By Thad Plumley
I knew when I heard the word “forgot” that my wife and I were in trouble.
We had both left our offices early one afternoon and driven separately to a meeting. The receptionist peeked her head in the door of the person we were scheduled to see when “forgot” floated out the room.
The person we came to see appeared and told us she had forgotten our appointment and asked if we could come back another time because her “day has been crazy.” She waved her arms as if that helped show the level of craziness.
“Perhaps tomorrow could work,” she added as she began walking backward toward her office before signing off with a whispered, “Thank you, thank you, thank you.”
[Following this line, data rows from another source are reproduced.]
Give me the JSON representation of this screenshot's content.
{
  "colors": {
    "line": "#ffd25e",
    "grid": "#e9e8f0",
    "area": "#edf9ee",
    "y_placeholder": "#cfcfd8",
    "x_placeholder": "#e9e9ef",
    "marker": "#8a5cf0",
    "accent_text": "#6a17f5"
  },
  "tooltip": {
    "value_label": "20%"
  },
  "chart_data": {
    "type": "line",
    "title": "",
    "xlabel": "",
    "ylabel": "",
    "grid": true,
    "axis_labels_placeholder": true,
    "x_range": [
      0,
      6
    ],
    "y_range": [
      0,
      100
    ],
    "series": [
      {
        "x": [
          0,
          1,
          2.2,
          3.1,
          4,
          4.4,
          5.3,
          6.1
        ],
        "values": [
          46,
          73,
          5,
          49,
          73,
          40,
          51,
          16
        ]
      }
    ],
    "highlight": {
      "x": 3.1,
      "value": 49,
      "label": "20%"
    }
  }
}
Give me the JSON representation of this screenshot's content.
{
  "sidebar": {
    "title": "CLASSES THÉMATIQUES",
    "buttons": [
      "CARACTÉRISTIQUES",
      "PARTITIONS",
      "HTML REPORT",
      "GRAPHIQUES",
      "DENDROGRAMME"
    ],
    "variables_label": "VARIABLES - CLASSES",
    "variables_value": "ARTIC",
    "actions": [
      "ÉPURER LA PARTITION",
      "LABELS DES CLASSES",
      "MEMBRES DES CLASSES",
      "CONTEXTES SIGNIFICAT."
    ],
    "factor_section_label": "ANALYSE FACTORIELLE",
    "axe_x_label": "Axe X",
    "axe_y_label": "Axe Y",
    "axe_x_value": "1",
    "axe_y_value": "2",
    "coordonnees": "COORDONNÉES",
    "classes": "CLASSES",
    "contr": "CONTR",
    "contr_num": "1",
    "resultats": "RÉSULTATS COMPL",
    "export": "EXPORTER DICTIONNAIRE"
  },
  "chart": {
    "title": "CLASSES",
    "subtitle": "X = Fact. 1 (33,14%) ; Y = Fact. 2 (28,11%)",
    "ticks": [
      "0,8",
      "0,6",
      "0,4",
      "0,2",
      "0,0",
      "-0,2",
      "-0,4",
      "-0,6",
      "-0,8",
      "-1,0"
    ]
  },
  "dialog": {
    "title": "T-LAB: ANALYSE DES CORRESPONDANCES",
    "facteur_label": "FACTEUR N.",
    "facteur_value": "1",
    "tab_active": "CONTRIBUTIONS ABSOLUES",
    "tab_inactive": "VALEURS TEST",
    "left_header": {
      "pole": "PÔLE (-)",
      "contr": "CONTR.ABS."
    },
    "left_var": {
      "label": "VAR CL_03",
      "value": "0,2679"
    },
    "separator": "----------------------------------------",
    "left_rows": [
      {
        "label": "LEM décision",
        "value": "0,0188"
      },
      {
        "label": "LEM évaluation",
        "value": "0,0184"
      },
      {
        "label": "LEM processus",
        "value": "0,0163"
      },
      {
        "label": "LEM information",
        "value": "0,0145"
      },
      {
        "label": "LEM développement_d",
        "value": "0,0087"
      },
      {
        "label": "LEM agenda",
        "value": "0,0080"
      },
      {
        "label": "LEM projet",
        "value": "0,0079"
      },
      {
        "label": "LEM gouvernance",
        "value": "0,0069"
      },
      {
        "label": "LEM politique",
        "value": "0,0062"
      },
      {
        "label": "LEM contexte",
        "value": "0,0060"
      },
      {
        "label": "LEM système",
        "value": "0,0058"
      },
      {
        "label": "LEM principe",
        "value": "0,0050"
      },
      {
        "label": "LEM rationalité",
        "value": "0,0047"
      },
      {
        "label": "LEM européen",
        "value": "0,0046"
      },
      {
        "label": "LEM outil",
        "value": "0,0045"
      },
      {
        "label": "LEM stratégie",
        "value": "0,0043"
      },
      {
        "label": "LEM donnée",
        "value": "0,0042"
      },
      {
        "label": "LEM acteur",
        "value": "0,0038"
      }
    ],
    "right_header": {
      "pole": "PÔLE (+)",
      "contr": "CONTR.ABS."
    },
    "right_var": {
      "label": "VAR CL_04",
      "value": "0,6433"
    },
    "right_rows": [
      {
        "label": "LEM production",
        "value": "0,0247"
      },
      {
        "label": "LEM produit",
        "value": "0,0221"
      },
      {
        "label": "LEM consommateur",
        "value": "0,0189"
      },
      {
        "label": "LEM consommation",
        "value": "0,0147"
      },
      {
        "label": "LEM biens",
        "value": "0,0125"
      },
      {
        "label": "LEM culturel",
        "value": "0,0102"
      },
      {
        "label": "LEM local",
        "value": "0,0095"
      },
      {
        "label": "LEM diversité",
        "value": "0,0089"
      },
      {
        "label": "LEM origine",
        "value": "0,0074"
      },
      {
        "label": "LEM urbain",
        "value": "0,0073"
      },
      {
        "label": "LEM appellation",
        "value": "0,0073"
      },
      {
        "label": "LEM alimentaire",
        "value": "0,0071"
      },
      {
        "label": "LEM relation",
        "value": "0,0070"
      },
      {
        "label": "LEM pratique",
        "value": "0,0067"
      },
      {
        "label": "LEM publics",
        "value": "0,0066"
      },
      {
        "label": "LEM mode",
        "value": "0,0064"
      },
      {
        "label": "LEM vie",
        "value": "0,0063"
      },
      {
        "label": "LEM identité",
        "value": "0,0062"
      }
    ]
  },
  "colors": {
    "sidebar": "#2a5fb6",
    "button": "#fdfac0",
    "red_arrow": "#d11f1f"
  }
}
“What just happened?” I asked Claudia. I also should neither confirm nor deny right here that I might have included an adjective in my question.
I was reassured all would work out and to look on the bright side—I had the afternoon back to dedicate toward my to-do list.
Yeah, okay, but the lack of professionalism leveled me.
Think for a few minutes how that situation could have been different. Imagine if my wife and I would have been told, “I have to be honest; I forgot. I’m sorry. Give me three minutes to straighten up my office and I’m all yours.”
Or how about, “I admit I forgot. Sit down for five minutes while I email a few people who were going to stop by in a little bit and then you’ll have my undivided attention.”
I would have left the meeting appreciative of the honesty, not awed by the lack of integrity.
I know you get surprises at your company too. There are times when you get an out-of-water emergency phone call as you are heading out to dinner with the family. Sometimes it’s a panicked farmer calling to say his animals don’t have water as you are in route to a little league game.
If you have been in the groundwater industry for very long, these types of calls have come on holidays, birthdays, and anniversaries too.
And what do you do? You head out to help the customer every time. You don’t say “perhaps tomorrow” followed by “thank you, thank you, thank you.”
I hope when you see these customers that you, your company vehicle, and equipment look professional and that you act professionally the entire time you rise to the occasion and solve the emergencies.
I hope this because these unplanned moments are how the customers are going to remember you forever.
You know how I know this? I’ll eventually see the person who Claudia and I were supposed to meet, and the first thing that comes to my mind will be someone waving her hands talking about forgetting us.
It won’t be someone rising to the occasion.